И Марыня в первом же разговоре с ним подтвердила: да, пани Эмилия живет только этой надеждой, которая смягчает ее горе. По целым дням только о том и говорит, повторяя с какой-то одержимостью; разлука для живущих жизнью вечной – лишь краткий миг. И эта одержимость Марыню начинала даже беспокоить.
– Так говорит, будто Литка жива и они не сегодня завтра увидятся.
– Но в этом ее спасение, – заметил Поланецкий. – Васковский оказал ей огромную услугу. Пусть думает как хочет, вреда от этого не будет.
– Да она и права, ведь так оно и есть.
– Не будем об этом спорить.
Хотя Марыню беспокоила навязчивость, с какой пани Эмилия возвращалась к мысли о жизни вечной, она сама ее разделяла, и скептицизм, сквозивший в словах Поланецкого, немного ее покоробил и огорчил.
Но, не желая этого показывать, она перешла на другое.
– Я отдала увеличить фотографию Литки.

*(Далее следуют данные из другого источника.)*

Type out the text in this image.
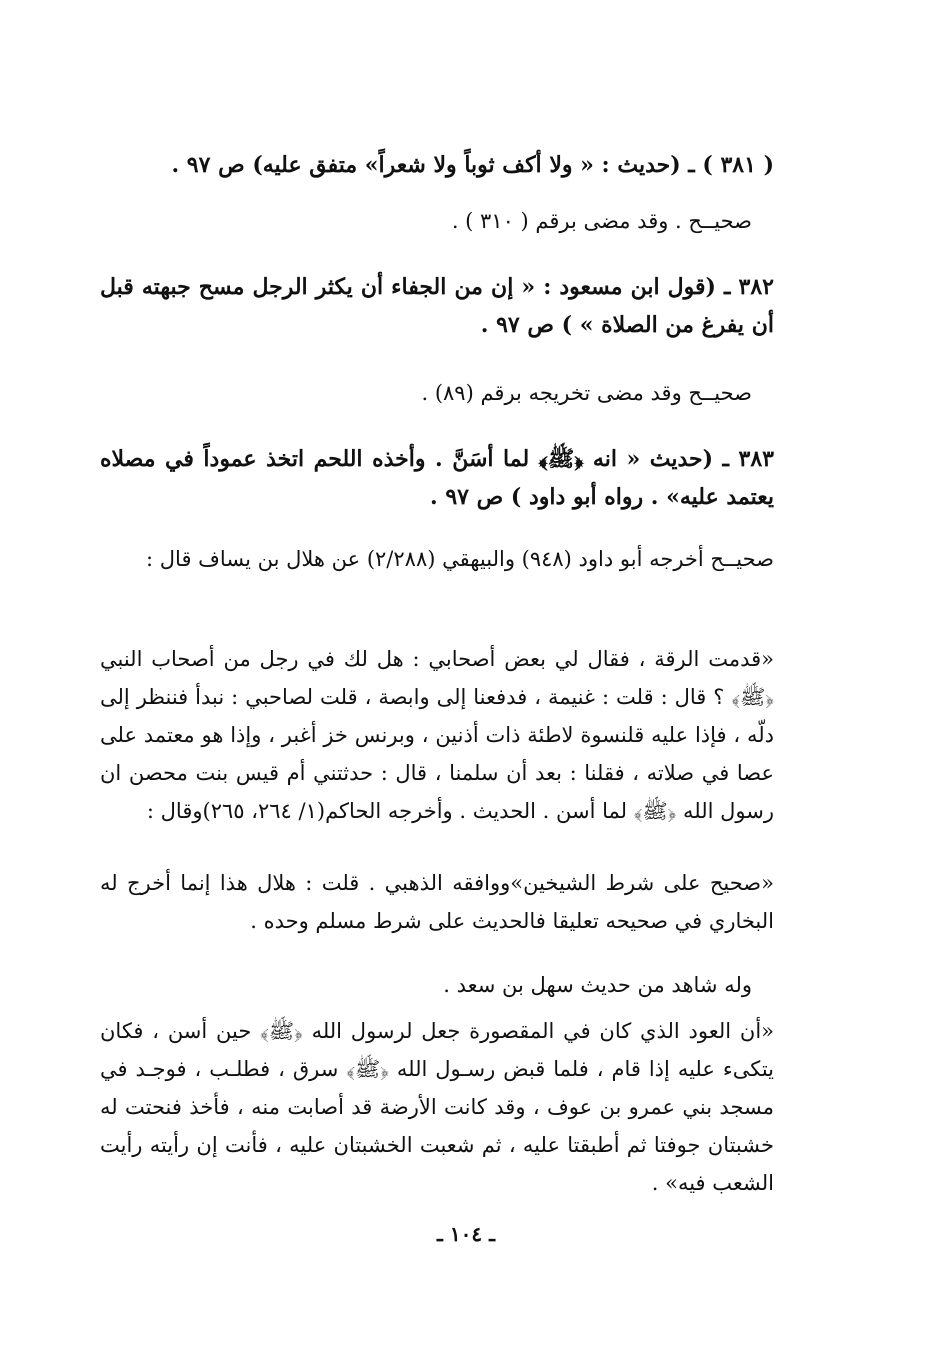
( ٣٨١ ) ـ (حديث : « ولا أكف ثوباً ولا شعراً» متفق عليه) ص ٩٧ .
صحيــح . وقد مضى برقم ( ٣١٠ ) .
٣٨٢ ـ (قول ابن مسعود : « إن من الجفاء أن يكثر الرجل مسح جبهته قبل أن يفرغ من الصلاة » ) ص ٩٧ .
صحيــح وقد مضى تخريجه برقم (٨٩) .
٣٨٣ ـ (حديث « انه ﴿ﷺ﴾ لما أسَنَّ . وأخذه اللحم اتخذ عموداً في مصلاه يعتمد عليه» . رواه أبو داود ) ص ٩٧ .
صحيــح أخرجه أبو داود (٩٤٨) والبيهقي (٢/٢٨٨) عن هلال بن يساف قال :
«قدمت الرقة ، فقال لي بعض أصحابي : هل لك في رجل من أصحاب النبي ﴿ﷺ﴾ ؟ قال : قلت : غنيمة ، فدفعنا إلى وابصة ، قلت لصاحبي : نبدأ فننظر إلى دلّه ، فإذا عليه قلنسوة لاطئة ذات أذنين ، وبرنس خز أغبر ، وإذا هو معتمد على عصا في صلاته ، فقلنا : بعد أن سلمنا ، قال : حدثتني أم قيس بنت محصن ان رسول الله ﴿ﷺ﴾ لما أسن . الحديث . وأخرجه الحاكم(١/ ٢٦٤، ٢٦٥)وقال :
«صحيح على شرط الشيخين»ووافقه الذهبي . قلت : هلال هذا إنما أخرج له البخاري في صحيحه تعليقا فالحديث على شرط مسلم وحده .
وله شاهد من حديث سهل بن سعد .
«أن العود الذي كان في المقصورة جعل لرسول الله ﴿ﷺ﴾ حين أسن ، فكان يتكىء عليه إذا قام ، فلما قبض رسـول الله ﴿ﷺ﴾ سرق ، فطلـب ، فوجـد في مسجد بني عمرو بن عوف ، وقد كانت الأرضة قد أصابت منه ، فأخذ فنحتت له خشبتان جوفتا ثم أطبقتا عليه ، ثم شعبت الخشبتان عليه ، فأنت إن رأيته رأيت الشعب فيه» .
ـ ١٠٤ ـ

И из трех карточек, которые вчера принесли, одну решила отдать Эмильке. Хотя сперва побоялась, не слишком ли это ее взволнует. Но теперь вижу, что это, наоборот, будет ей очень приятно.
Марыня подошла к этажерке с книгами, на которой лежали завернутые в папиросную бумагу фотографии, и, присев к маленькому столику рядом с Поланецким, принялась их развертывать.
– Эмилька вспомнила, как Литка незадолго перед смертью говорила: хорошо бы нам всем троим стать березками и расти рядышком. Помните? – спросила она.
– Помню. Ее еще поразило, что деревья живут так долго. И она задумалась, каким бы хотела стать, и решила: березкой, она ей особенно нравилась.
– А вы сказали, что хотели бы расти рядом… И мне захотелось здесь, на паспарту, нарисовать березы. Видите, даже начала, но плохо получается, давно не рисовала, и потом, я не умею так, по памяти.
И она показала Поланецкому березы, нарисованные акварелью на одной из фотографий, низко склонясь над нею, так как была немного близорука, и на мгновенье коснувшись волосами его виска.
Для него она давно уже была совсем не той Марыней, о которой он мечтал вечерами, возвратясь от пани Эмилии, и которая владела всеми его помыслами. Это время прошло, и мысли его были заняты другим. Но тот тип женщин, к которому она принадлежала, по-прежнему необычайно волновал его как мужчину. И когда волосы коснулись его виска и он совсем близко увидел ее матовое, чуть зарумянившееся личико, склоненный над рисунком стан, влечение к ней вспыхнуло с прежней силой, и кровь стремительней побежала в жилах, разгорячая воображение.
«А что, если сейчас поцеловать ее в глаза, в губы… – промелькнуло в голове. – Интересно, как она к этому отнесется?»
И им вдруг овладело страстное искушение уступить этому порыву, пускай даже и оскорбительному для нее. Хотя бы такой ценой вознаградить себя – и отомстить ей за долгое пренебрежение, за все горе, волнения и неприятности, которые он по ее милости испытал.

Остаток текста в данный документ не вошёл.